The Hindu, the national daily, observed that Mr. Ashok Kumar is a firm believer that judicial pronouncements have to be severe, when it comes to protecting rights in a civil society. The judge observed, "Time may change, people may change, but law should not change". "About the occupational hazards and working in a pressure-cooker atmosphere at times, with intimidation of various kinds thrown in for good measure, he says he is not very concerned. One should not spend too much time worrying about threats, he says".
"Though Judges are expected to keep their thoughts to themselves, Mr.
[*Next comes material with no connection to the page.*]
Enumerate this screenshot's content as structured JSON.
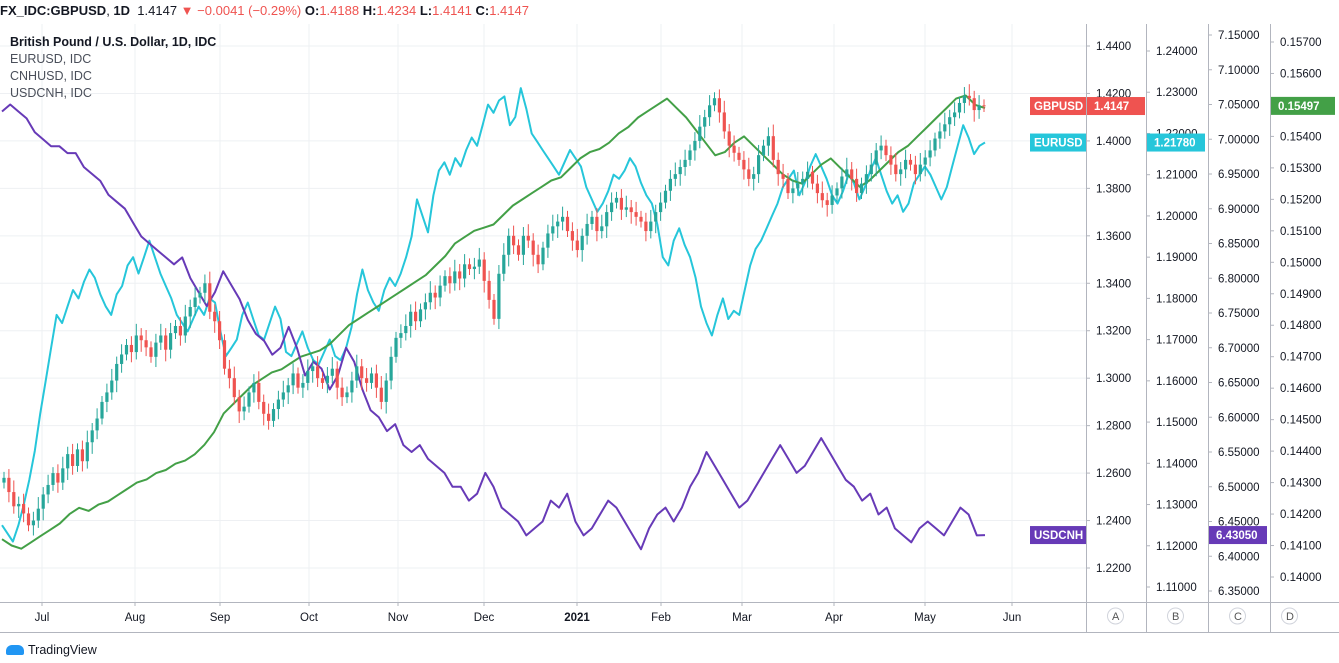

Ashok Kumar differs. His court always witnesses elaborate consideration of issues, where he points out mistakes and seeks clarification from both prosecution and defence. He gives enough opportunity, and if they still fail to make the best use of it, they have none to blame but themselves".

"The orders of this Judge, as the average citizen has found, combine sharp, but impersonal law points and a subtle warning to keep executive excesses well under check".